A new ribbon was introduced in 1996, in the colours of the new post-1994 South African flag. It is also 35 millimetres wide with (approximate widths) a 2 millimetres wide red band, a 2 millimetres wide white band, a 7½ millimetres wide green band and a 5 millimetres wide yellow band, repeated in reverse order and separated by a 2 millimetres wide black band, but with the red band at left replaced by a 2 millimetres wide blue band at right.

==Discontinuation==
Conferment of the decoration was discontinued in 2003 when a new set of national orders was instituted.

==Recipients==
The known recipients are listed in the table.

| Class | Name | Year |
|---|---|---|
| Gold | Abdurahman, A. † | 2003 |
| Silver | Baard.
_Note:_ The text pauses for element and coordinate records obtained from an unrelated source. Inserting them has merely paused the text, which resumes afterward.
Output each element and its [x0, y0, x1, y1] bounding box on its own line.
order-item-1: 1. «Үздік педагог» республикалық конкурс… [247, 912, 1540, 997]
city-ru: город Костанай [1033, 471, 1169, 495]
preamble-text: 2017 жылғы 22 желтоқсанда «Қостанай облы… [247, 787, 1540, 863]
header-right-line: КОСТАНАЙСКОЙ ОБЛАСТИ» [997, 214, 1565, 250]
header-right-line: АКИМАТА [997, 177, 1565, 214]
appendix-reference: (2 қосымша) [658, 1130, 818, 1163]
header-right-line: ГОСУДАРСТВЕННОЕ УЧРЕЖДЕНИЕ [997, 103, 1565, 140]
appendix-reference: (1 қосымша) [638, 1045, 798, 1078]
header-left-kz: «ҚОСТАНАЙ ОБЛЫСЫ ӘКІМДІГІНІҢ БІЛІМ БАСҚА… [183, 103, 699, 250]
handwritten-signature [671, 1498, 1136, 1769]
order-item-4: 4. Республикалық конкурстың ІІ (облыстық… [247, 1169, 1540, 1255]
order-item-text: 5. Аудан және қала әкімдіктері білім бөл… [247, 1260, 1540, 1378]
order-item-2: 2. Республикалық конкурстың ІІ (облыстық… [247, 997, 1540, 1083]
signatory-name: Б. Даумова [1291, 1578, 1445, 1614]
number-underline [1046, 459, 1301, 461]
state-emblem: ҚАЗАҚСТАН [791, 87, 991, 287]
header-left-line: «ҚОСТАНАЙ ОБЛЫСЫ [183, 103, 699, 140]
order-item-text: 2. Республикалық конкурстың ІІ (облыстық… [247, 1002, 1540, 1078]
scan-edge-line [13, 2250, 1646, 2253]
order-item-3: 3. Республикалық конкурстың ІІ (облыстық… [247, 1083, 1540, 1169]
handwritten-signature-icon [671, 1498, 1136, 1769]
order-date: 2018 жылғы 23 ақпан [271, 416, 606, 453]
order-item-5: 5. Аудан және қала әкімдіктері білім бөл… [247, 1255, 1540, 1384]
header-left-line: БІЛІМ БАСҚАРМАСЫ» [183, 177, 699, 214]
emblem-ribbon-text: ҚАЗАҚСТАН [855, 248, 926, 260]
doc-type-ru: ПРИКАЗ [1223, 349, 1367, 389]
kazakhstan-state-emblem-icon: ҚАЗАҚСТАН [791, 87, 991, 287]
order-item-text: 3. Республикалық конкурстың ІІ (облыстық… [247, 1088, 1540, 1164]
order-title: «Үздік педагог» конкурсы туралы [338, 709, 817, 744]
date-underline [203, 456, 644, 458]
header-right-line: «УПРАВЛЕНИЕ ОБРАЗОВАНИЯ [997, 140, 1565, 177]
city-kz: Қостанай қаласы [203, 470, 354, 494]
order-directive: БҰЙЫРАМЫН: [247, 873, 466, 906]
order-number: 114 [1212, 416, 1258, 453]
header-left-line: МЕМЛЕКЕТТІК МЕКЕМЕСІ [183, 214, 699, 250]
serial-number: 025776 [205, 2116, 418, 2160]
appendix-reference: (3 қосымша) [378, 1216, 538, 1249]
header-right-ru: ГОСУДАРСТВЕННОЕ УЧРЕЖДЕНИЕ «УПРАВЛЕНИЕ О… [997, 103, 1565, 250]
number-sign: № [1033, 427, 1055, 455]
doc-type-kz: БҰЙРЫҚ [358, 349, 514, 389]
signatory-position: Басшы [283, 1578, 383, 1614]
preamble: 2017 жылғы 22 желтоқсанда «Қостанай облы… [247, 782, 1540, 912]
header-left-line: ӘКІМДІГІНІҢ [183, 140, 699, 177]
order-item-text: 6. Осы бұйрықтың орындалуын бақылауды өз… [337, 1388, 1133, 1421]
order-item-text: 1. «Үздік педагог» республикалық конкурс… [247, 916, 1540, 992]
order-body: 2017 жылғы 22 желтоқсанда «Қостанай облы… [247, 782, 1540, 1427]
Frances † | 2003 |
| Gold | Biko, Stephen Bantu † | 2003 |
| Silver | Bizos, George | 1999 |
| Silver | Boonzaier, Gregoire Johannes | 2003 |
| Silver | Brownell, Frederick Gordon | 2000 |
| Gold | Cadman, Radclyffe Macbeth | 1987 |
| Gold | Dadoo, Yusuf Mohamed † | 2003 |
| Gold | Dyer, Henry Brooke | 1998 |
| Gold | du Plessis, Hubert | 1992 |
| Silver | Eybers, Elisabeth Françoise | 2003 |
| Gold | Fischer, Abram Louis † | 2003 |
| Gold | Gear, James Henderson Sutherland | 1989 |
| Silver | Gwangwa, J. | 2003 |
| Gold | HurIey, Denis Eugene | 2003 |
| Silver | Ibrahim, A. | 2003 |
| Gold | Joseph, Helen Beatrice † | 2003 |
| Gold | Kathrada, Ahmed Mohamed | 2003 |
| Silver | Kuzwayo, E. | 2003 |
| Gold | Kies, B. † | 2003 |
| Gold | Klaaste, Aggrey Zola | 2003 |
| Gold | Kotane, Moses Mauane † | 2003 |
| Silver | Mafikeng, E. † | 2003 |
| Silver | Magubane, Peter | 1999 |
| Silver | Makeba, Zenzile Miriam | 2003 |
| Gold | Malan, Magnus André de Merindol | c. 1987 |
| Gold | Mangeni, Andrew Mokete | 2003 |
| Gold | Marks, J.B. † | 2003 |
| Silver | Masekela, Hugh Ramopolo | 2003 |
| Silver | Matomela, F. † | 2003 |
| Silver | Matshikiza, Todd Tozama † | 2003 |
| Gold | Mbeki, Mvuyelwa Govan Archibald † | 2003 |
| Silver | Mbeki, Zanele | 2003 |
| Silver | Meer, Fatima | 2003 |
| Gold | Mhlaba. Raymond | 2003 |
| Gold | Mkwayi, Wilton | 2003 |
| Silver | Mntwana, Ida Flyo † | 2003 |
| Silver | Molale, Kate † | 2003 |
| Silver | Moloi, L.S.L.N. | 2003 |
| Silver | Mompati, Ruth Segomotsi | 2003 |
| Gold | Motlana, Nthato Harrison | 2003 |
| Gold | Motsoaledi, Mathope Elias † | 2003 |
| Silver | Mpetha, Oscar † | 2003 |
| Gold | Ngoyi, Lillian Masediba † | 2003 |
| Gold | Nokwe, Philemon Pearce Dumasile † | 2003 |
| Silver | Nyembe, Dorothy † | 2003 |
| Gold | Oppenheimer, Harry Frederick | 2003 |
| Gold | Rupert, Anthony Edward | 2003 |
| Silver | Schoeman, Karel | 2003 |
| Gold | Schwarz, Harry Heinz | 1988 |
| Silver | September, H. † | 2003 |
| Silver | Shope, Gertrude | 2003 |
| Silver | Simons, Rachel Alexandrovich | 2003 |
| Gold | Sisulu, Nontsikelelo Albertina | 2003 |
| Gold | Sobukwe, Robert Mangaliso † | 2003 |
| Gold | Suzman, Helen | 1997 |
| Silver | Tamana, D. † | 2003 |
| Gold | Tiro, O.A. † | 2003 |
| Silver | Tshabalala-Msimang, Manto | 2003 |
| Gold | Tutu, Desmond Mpilo | 1999 |
| Silver | van der Merwe, S.S. | 2003 |
| Gold | Venter, William Peter | 1991 |
| Silver | Williams-de Bruyn, Sophia Theresa | 2003 |
| Gold | Smith, Margaret Mary | 1987 |

Note: KIA denotes a posthumous award.